Double Layer Key Caps: Here’s a neat trick

The key caps on the Unicomp Ultra Classic are in two parts, as they were on the IBM Model M. This makes it easier to swap out caps without potentially screwing with the spring mechanism.

What’s Not So Great?

The Odd Blemish: While the Ultra Classic is solid and sturdy enough, occasional blemishes in the plastic might give the impression that it is not. The biggest hurdle I had to overcome before purchasing this keyboard was pictures on the internet showing off marks like the ones on the underside of my unit.

The marks on my Ultra Classic were limited to the underside, so the only items exposed to it are small coins and lint. Just know that the case might not be perfect.

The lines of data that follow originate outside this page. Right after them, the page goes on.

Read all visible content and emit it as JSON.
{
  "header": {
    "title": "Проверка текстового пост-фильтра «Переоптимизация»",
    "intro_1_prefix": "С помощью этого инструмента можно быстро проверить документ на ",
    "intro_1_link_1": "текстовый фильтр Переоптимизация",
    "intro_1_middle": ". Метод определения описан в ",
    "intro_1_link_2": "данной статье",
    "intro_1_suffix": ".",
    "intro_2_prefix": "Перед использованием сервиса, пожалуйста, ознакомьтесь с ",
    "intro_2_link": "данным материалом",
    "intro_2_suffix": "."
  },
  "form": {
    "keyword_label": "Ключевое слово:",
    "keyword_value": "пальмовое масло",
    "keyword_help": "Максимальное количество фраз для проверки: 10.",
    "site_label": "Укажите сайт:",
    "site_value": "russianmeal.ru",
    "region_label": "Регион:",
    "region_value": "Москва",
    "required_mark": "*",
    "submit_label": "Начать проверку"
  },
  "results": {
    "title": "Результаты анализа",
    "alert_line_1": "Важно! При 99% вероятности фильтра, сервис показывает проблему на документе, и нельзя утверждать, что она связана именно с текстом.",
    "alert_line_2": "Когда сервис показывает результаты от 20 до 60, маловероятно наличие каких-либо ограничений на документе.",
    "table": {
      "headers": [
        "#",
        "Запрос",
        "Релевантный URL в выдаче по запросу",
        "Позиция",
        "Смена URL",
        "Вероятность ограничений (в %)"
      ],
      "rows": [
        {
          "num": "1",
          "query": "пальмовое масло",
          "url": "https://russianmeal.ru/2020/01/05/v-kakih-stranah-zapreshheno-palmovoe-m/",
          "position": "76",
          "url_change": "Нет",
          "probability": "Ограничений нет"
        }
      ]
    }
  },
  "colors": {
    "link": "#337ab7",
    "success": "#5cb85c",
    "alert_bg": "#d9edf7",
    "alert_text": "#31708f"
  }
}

Customisation Options: All the pretty keyboard keys are made for Cherry MX or Topre switches. There aren’t many options out there for the buckling spring set. Mind you, “not many” doesn’t mean none. Unicomp themselves offer various colours of keys for order, which is how my Ultra Classic ended up looking like this:

Non-printed colour keys are a dollar apiece from Unicomp, while whole blank standard sets (white, black) can be had for $US20 ($28).

Non-printed colour keys are a dollar apiece from Unicomp, while whole blank standard sets (white, black) can be had for $US20 ($26).

If you hunt diligently you can even find some lovely custom jobs on places like Etsy.

Final Thoughts

The Unicomp Ultra Classic is a monument to the staying power of well-engineered mechanical keyboard technology. You wouldn’t use a 30-year-old monitor to play World of Warcraft. You couldn’t load Windows 10 on a hard drive made three decades ago. Remember mice with little balls in the bottom? Computer mice. Stop that.

In the Unicomp Ultra Classic we have a mechanical keyboard that’s essentially the same as one crafted in 1984, and it’s just as satisfying today as it was way back then.


  • I like how Fahey got into mechanical keyboards and now we have like four articles on mechanical keyboards in the last week. Not complaining, just funny!

    I have an IBM Model M that I have fond memories of using in my first programming job. I managed to convince them to let me keep it when they upgraded the development PCs. I don’t use it currently (I have a Ducky with MX browns) but it’s nevertheless a great type of keyboard.

    The video really doesn’t do buckling springs justice, it doesn’t capture the full effect. There’s a very subtle metallic ping in a good buckling spring switch that I didn’t hear at all in the video. Plus the main difference is in the feel, buckling spring boards have a very distinct feel that is almost as different to Cherry MX switches as Cherry MX switches are to dome switches. It’s very satisfying for typing, but it’s weak for gaming compared to other switches (which is why I use MX browns on my main PC).

    • Indeed.
      I’d like a 60% mechanical keyboard, but I use the function keys so often I suspect a 75% (84 key) layout would be more practical.
      For travel, I’d also like something as slim as possible: that brings in discussions of different switch types, as well as OEM / DSA / G20 keycap styles.

      Since I’m NOT a fan of LED lighting in keyboards (and I’m already talking custom keycaps), I may as well just design a whole keyboard from scratch. Not a cheap option.

      • For compactness a dome switch board is your best bet, but it’s also the worst of the switches. Buckling spring switches are the largest I’m aware of, and everything else sits between.

        OEM are quite tall keys compared to DSA and Cherry profiles, so that’s worth keeping in mind. I’m not familiar with G20.

  • Worst thing about this keyboard – they swapped the Alt and Windows keys.

    Would drive me INSANE.

    WHY DEY DO DIS!!!???

    (apparently it was to keep the alt key in the same absolute position on the board… but IMO stupidest idea ever. rekt.)